When Does A House Become A Home, And When Does It Become A Nightmare

From the innovative Nexus Studios comes a stop-motion anthology of 3 tales all surrounding the same house. Written by Enda Walsh and directed by Paloma Baeza, Emma De Swaef, Niki Lindroth von Bahr, and Marc James Roels the stories in The House take us on a journey of inner turmoil surrounding the one place that should make us feel safe.

Whilst most modern horror movies would have you believe there needs to be a physical monster, or mythical demon entity coming after the main characters The House channels old school pyschological horror where the only thing plaguing these characters are the fears that hit a little closer to home; literally. In a time of lockdowns and isolations, broken dreams, and lost wealth all three of it’s anthological tales explore a facet of these anxiteties that plague us on a daily basis.

Having heard nothing about this film and stumbling upon it on my Netflix pretty late into the night I had no expectations for what I was about to watch. I was pleasently surprised by the equal parts hauntingly beautiful and grotesque animation style, the unique and quirky characters the stories centred around, and the overall sense of unease it managed to dredge up in the pit of my stomach. The production design definitely helps create that unsettling atmosphere but the soundtrack by Gustavo Santaolalla keeps teetering on the edge of happy and dissonant so even when nothing too untoward is happening you still don’t feel completely comfortable. There is a moment with a title card before each new story begins where you can take a deep breath, but things quickly go back to being not quite right.

The stop motion animation is expertly done. You can really feel the environments and characters through the screen. The crunchy fur on the animals and silky polished smoothness of the stair banisters. Plus on top of these sets the lighting work really creates the different moods of each of these unsettling stories. The family who sign a contract for a free home without fully knowing the conditions, the rat developer who loses his project to an infestation of vermin, and the cat who’s dream renovation is constantly being delayed by her inability to secure funds.

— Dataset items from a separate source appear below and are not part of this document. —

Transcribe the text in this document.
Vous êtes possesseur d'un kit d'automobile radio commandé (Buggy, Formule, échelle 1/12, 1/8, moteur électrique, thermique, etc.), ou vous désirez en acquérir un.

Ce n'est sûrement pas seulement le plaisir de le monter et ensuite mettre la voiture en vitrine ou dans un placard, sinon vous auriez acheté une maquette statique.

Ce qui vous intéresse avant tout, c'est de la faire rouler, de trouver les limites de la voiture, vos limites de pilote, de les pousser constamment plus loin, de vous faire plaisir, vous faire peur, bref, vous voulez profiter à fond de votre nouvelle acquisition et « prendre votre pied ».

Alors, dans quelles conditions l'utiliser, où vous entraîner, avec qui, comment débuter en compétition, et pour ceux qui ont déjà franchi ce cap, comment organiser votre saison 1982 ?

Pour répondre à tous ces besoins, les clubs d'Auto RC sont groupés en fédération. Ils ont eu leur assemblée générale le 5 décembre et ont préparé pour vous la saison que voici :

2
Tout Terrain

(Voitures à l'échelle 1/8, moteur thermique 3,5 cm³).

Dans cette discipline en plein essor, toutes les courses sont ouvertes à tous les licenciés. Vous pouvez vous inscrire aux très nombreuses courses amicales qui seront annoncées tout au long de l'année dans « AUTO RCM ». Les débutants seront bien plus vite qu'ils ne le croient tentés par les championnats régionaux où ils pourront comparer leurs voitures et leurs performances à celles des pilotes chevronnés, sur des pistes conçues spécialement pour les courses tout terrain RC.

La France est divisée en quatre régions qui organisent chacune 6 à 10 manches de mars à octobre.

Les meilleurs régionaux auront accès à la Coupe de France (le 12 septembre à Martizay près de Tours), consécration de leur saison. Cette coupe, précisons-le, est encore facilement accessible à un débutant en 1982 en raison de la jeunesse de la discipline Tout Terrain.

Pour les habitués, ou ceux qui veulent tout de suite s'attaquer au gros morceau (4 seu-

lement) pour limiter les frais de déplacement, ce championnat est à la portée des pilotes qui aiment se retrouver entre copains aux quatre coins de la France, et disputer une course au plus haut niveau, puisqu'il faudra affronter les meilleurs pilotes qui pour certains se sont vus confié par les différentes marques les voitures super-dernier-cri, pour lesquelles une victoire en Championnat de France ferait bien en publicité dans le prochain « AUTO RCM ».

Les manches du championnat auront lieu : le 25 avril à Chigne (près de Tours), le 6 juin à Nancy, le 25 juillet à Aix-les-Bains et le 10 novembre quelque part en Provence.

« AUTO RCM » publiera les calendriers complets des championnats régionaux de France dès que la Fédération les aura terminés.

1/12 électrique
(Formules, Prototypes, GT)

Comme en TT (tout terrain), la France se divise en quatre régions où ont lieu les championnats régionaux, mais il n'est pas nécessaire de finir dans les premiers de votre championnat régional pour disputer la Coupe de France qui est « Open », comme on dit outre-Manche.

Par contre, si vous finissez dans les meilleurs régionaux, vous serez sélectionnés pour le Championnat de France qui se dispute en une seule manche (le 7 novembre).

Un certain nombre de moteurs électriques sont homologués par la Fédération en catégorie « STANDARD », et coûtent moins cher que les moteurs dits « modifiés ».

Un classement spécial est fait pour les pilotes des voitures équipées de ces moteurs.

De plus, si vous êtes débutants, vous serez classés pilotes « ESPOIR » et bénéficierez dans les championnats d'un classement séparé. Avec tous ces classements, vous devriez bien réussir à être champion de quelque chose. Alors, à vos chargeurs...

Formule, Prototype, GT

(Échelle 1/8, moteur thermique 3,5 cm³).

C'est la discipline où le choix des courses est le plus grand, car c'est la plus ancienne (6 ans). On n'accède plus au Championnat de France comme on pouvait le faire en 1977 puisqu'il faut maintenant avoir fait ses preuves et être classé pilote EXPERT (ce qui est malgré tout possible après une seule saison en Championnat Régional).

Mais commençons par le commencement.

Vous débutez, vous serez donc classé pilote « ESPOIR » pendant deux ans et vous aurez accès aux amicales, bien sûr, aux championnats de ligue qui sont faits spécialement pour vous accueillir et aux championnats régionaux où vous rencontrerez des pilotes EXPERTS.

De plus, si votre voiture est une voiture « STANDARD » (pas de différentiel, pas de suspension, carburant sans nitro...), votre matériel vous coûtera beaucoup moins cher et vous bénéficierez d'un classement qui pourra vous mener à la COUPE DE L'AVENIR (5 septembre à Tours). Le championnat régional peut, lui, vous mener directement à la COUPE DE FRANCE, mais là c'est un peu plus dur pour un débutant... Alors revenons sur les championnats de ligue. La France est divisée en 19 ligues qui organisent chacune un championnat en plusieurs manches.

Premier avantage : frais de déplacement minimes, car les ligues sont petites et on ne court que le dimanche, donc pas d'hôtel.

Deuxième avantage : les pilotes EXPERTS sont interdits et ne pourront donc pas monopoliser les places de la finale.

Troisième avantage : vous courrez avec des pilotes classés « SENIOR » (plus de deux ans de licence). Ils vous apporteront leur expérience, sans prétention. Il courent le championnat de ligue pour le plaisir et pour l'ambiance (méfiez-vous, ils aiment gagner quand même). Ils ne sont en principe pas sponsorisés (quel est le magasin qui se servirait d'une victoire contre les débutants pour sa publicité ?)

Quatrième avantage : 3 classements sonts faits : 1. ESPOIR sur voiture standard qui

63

What I did enjoy overall about the film was that it did not spiral downward. By that I mean the first story was by far the most disturbing of them all with a slightly more uplifting finale by the third story. As someone who has been spending a lot of time in their own house (both due to the pandemic and freelance worklife) it was fitting that this movie came at a time that I needed to be reminded not to dwell on my dwellings. The House delves into various themes surrounding lost dreams, mental health, financial status, and the sometimes more exertive effort of turning our houses into homes making me want to flee from the very room where I sat and watched it for the outside world.

To conclude if you are a fan of 90’s Henry Selick and Tim Burton in that you enjoy twisted tales told through the texture filled medium of stop animation than this will be right up your alley. It even includes the voice talents of the dark muse miss Helena Bonham Carter herself. The House is a unique and original film in a world full of remakes and remasters that whilst leaving me slightly offput also left me feeling refreshed and hopeful that is still original content out there.